A 'software corrupt' block is a block that has a SEQ number of ZERO.
This raises an ORA-1578 error.
NB: Blocks may be internally corrupt and still cause problems or
raise ORA-1578.  If a block is physically corrupt and the SEQ
is not set to ZERO, you cannot use 10231 to skip it.  You have
to try to scan around the block instead.
To manually corrupt a block and cause it to be skipped you
must: Set SEQ to ZERO.
Set the INCSEQ at the end of the block to match.

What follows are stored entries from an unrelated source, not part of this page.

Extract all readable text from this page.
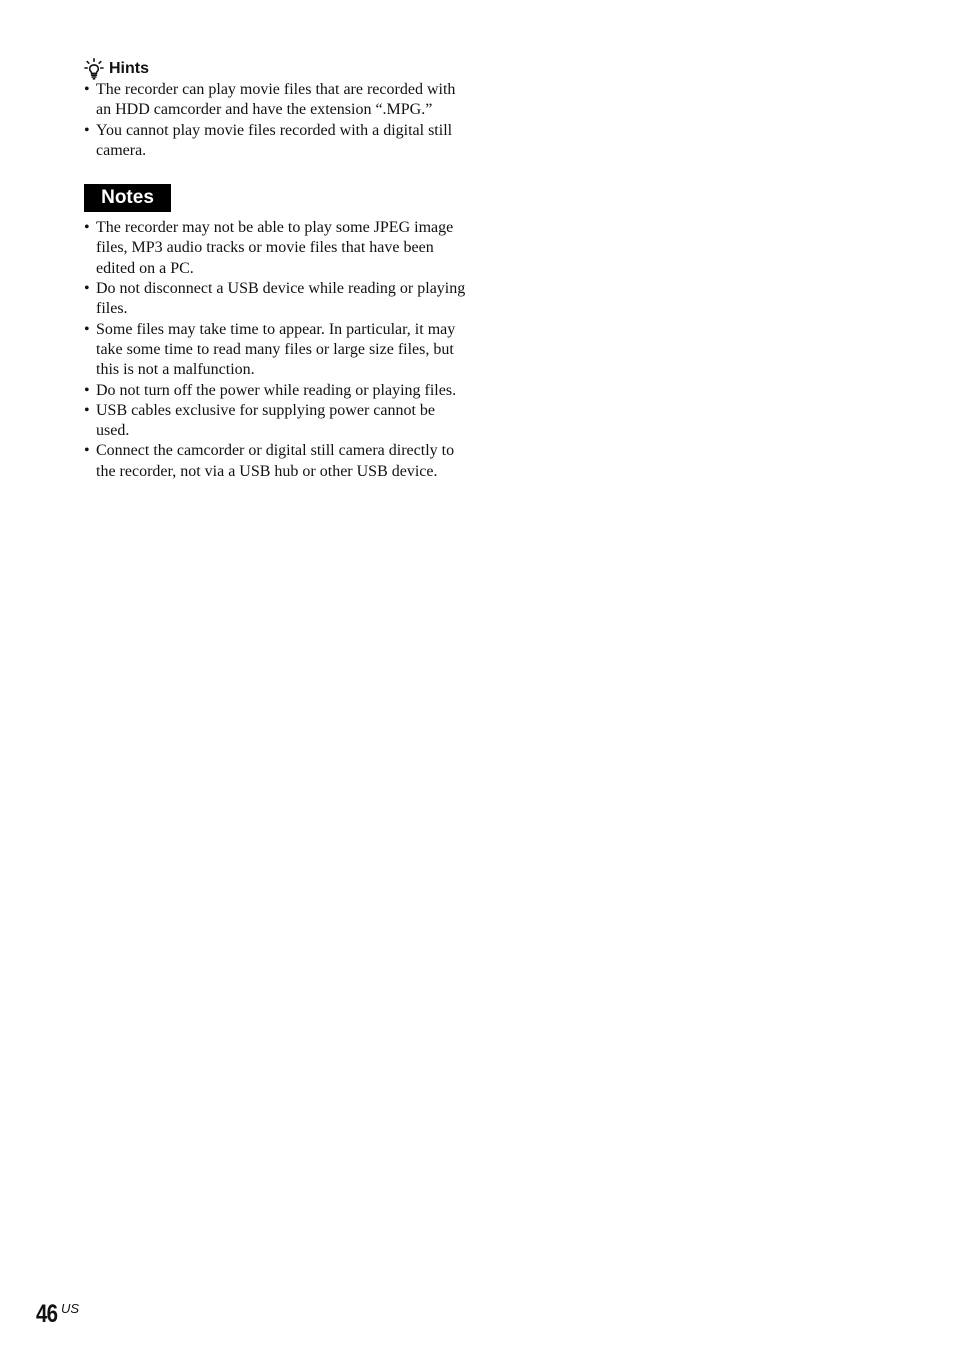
Hints
• The recorder can play movie files that are recorded with an HDD camcorder and have the extension “.MPG.”
• You cannot play movie files recorded with a digital still camera.
Notes
• The recorder may not be able to play some JPEG image files, MP3 audio tracks or movie files that have been edited on a PC.
• Do not disconnect a USB device while reading or playing files.
• Some files may take time to appear. In particular, it may take some time to read many files or large size files, but this is not a malfunction.
• Do not turn off the power while reading or playing files.
• USB cables exclusive for supplying power cannot be used.
• Connect the camcorder or digital still camera directly to the recorder, not via a USB hub or other USB device.
46 US
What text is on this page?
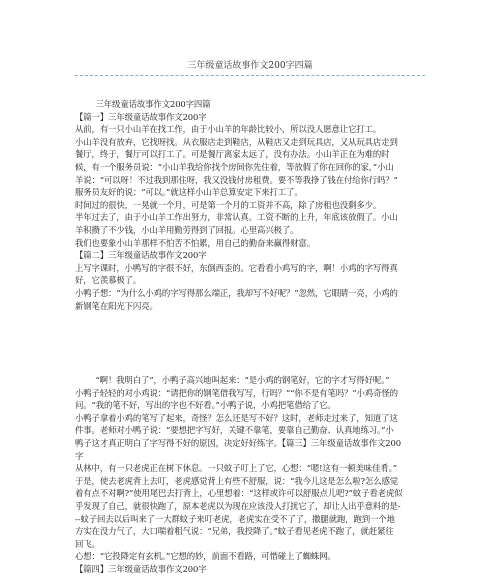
三年级童话故事作文200字四篇

三年级童话故事作文200字四篇

【篇一】三年级童话故事作文200字

从前，有一只小山羊在找工作，由于小山羊的年龄比较小，所以没人愿意让它打工。

小山羊没有放弃，它找呀找。从衣服店走到鞋店，从鞋店又走到玩具店，又从玩具店走到

餐厅，终于，餐厅可以打工了。可是餐厅离家太远了，没有办法。小山羊正在为难的时

候，有一个服务员说：“小山羊我给你找个房间你先住着，等放假了你在回你的家，”小山

羊说：“可以呀！不过我到那住呀，我又没钱付房租费。要不等我挣了钱在付给你行吗？”

服务员友好的说：“可以。”就这样小山羊总算安定下来打工了。

时间过的很快，一晃就一个月，可是第一个月的工资并不高，除了房租也没剩多少。

半年过去了，由于小山羊工作出努力，非常认真。工资不断的上升，年底该放假了。小山

羊积攒了不少钱，小山羊用勤劳得到了回报。心里高兴极了。

我们也要象小山羊那样不怕苦不怕累，用自己的勤奋来赢得财富。

【篇二】三年级童话故事作文200字

上写字课时，小鸭写的字很不好，东倒西歪的。它看看小鸡写的字，啊！小鸡的字写得真

好，它羡慕极了。

小鸭子想：“为什么小鸡的字写得那么端正，我却写不好呢？”忽然，它眼睛一亮，小鸡的

新钢笔在阳光下闪亮。

“啊！我明白了”，小鸭子高兴地叫起来：“是小鸡的钢笔好，它的字才写得好呢。”

小鸭子轻轻的对小鸡说：“请把你的钢笔借我写写，行吗？”“你不是有笔吗？”小鸡奇怪的

问。“我的笔不好，写出的字也不好看。”小鸭子说，小鸡把笔借给了它。

小鸭子拿着小鸡的笔写了起来，奇怪？怎么还是写不好？这时，老师走过来了，知道了这

件事。老师对小鸭子说：“要想把字写好，关键不靠笔，要靠自己勤奋、认真地练习。”小

鸭子这才真正明白了字写得不好的原因，决定好好练字。【篇三】三年级童话故事作文200

字

从林中，有一只老虎正在树下休息。一只蚊子叮上了它，心想：“嗯!这有一顿美味佳肴。”

于是，使去老虎背上去叮，老虎感觉背上有些不舒服，说：“我今儿这是怎么啦?怎么感觉

着有点不对啊?”使用尾巴去打背上，心里想着：“这样或许可以舒服点儿吧?”蚊子看老虎似

乎发现了自己，就很快跑了，原本老虎以为现在应该没人打扰它了，却让人出乎意料的是-

--蚊子回去以后叫来了一大群蚊子来叮老虎，老虎实在受不了了，撒腿就跑，跑到一个地

方实在没力气了，大口喘着粗气说：“兄弟，我投降了。”蚊子看见老虎不跑了，就赶紧往

回飞。

心想：“它投降定有玄机。”它想的妙，前面不看路，可惜碰上了蜘蛛网。

【篇四】三年级童话故事作文200字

You can set event numbers 10210, 10211, and 10212 to check blocks
at the data level and mark them software corrupt if they are found
to be corrupt.  You CANNOT use these events to mark a physically
corrupt block as software corrupt because the block never reaches
the data layer.
When a block is skipped, any data in the block is totally ignored.
Usage:  Event="10231 trace name context forever, level 10".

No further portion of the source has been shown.